The new house was ready with its former occupant out of the way permanently and said occupant's patients’ appointments had all been cancelled due to a serious illness. She was prepared to play therapist to John Watson using the information she had gathered on him. She had even deduced he would come to her when the crisis came, well, he would think he was seeing the therapist who had lived in this house, but it was all the same. All Eurus had been waiting on was for the death of Rosamund.
When Rosamund's death came, it surprised Eurus because it didn’t come from any of the entities she had contacted, but from an old woman who, by the account on Mycroft’s secure system, had been embittered and had worked for years from behind the scenes to scrape together money for her old age.
It was fascinating to have made an error. It was one of six she had made in her life, most of which had been made when she had been a child. She didn’t have time to dwell on her error, however, as John was due for his first appointment with her soon. She felt something she decided to call anticipation as she waited for him to arrive.
John’s anger had been palpable from the moment he entered the house. It radiated off of him from where he sat across from Eurus. It was something she knew she could shape with her words in much the same way a sculptor shaped clay.
At first, she simply used formulaic psychobabble to put John at ease, but soon enough she implemented the technique that never failed to make her targets vulnerable and exceedingly open to suggestion. That was where John was now, open and listening. She could say anything and he would believe it.
“It doesn’t make you a bad person to be angry, John. You lost your wife. Your daughter lost her mother. Anyone would be angry in those circumstances,” Eurus told John, prodding him.

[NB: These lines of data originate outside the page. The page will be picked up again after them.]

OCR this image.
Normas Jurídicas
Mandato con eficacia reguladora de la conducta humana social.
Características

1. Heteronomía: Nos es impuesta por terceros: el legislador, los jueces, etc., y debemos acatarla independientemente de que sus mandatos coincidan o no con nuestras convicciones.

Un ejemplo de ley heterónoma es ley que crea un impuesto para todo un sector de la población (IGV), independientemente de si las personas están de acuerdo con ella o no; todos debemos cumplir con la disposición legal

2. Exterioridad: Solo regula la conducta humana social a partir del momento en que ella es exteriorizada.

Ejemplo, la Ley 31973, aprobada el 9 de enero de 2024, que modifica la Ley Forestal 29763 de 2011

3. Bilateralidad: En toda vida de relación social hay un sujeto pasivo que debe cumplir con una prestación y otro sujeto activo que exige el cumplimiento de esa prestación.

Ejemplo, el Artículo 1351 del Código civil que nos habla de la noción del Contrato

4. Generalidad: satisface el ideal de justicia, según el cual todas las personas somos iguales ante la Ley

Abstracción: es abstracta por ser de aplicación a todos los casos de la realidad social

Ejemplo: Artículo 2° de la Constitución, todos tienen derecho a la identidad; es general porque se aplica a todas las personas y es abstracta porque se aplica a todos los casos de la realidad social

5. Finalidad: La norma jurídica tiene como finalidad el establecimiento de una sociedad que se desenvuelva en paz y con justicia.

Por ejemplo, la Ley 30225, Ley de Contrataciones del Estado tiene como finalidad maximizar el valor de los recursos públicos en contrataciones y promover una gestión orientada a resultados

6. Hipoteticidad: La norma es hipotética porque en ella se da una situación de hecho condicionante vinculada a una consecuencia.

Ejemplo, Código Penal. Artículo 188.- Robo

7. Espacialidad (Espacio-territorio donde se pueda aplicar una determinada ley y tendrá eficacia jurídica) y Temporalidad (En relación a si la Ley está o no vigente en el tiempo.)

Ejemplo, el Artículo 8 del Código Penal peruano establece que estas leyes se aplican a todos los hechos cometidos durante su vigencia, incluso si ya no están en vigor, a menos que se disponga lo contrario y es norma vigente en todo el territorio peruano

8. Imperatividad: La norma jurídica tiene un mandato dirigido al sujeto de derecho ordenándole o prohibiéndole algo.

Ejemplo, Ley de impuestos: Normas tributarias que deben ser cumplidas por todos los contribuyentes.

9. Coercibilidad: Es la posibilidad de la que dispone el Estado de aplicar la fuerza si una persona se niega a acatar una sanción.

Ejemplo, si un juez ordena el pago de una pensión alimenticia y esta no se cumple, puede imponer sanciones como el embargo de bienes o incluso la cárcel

“Most people's wives aren’t murdered because their best friend won’t shut up!” John's left hand formed a tight fist and his right leg ached.
Eurus nodded. “Sherlock, yes. You should avoid him for now. Keep him out of your life. Keep him away from Rosie. He can only hurt you more with his reckless behaviour.”
John nodded. “I don’t trust him. Not anymore. He promised to protect Mary.” He was angry and he meant it, but part of him knew it was a lie.
“You can’t trust him. He lies. You said he's promised to keep you and Rosie safe. That’s a lie as well.”
John felt torn apart. Some part of him still wanted to trust Sherlock, but what his therapist said made sense. He couldn’t trust him. He couldn’t. His anger flared higher.
“You may have to intervene some day, John. Only you have any hope of controlling Sherlock. Someday someone’s life may depend on it. Until then, stay home. Keep to yourself.”
John started to shake his head, but Eurus continued.
“You don’t have anyone, John. You’re all alone. There’s no one for you but the memories of your dead wife. Wallow alone with her in your grief.”
Tears started running down his cheeks and he didn’t bother to wipe them away. He was alone. Completely alone. That would never change.
Eurus brought him out of his suggestive state, knowing he would remember none of it, then resumed the familiar psychobabble.
“We are nearing the end of our session, John. I want you to work on two things: taking care of Rosie and taking care of yourself. That’s all.”
John nodded and didn’t say anything further. He felt wrung out. When the therapist handed him a card with his next appointment written on it, he took it and silently left.
Eurus watched him go. Just a few sessions and she could unleash Smith. In the meantime, she would watch Sherlock and see how her little experiment affected him.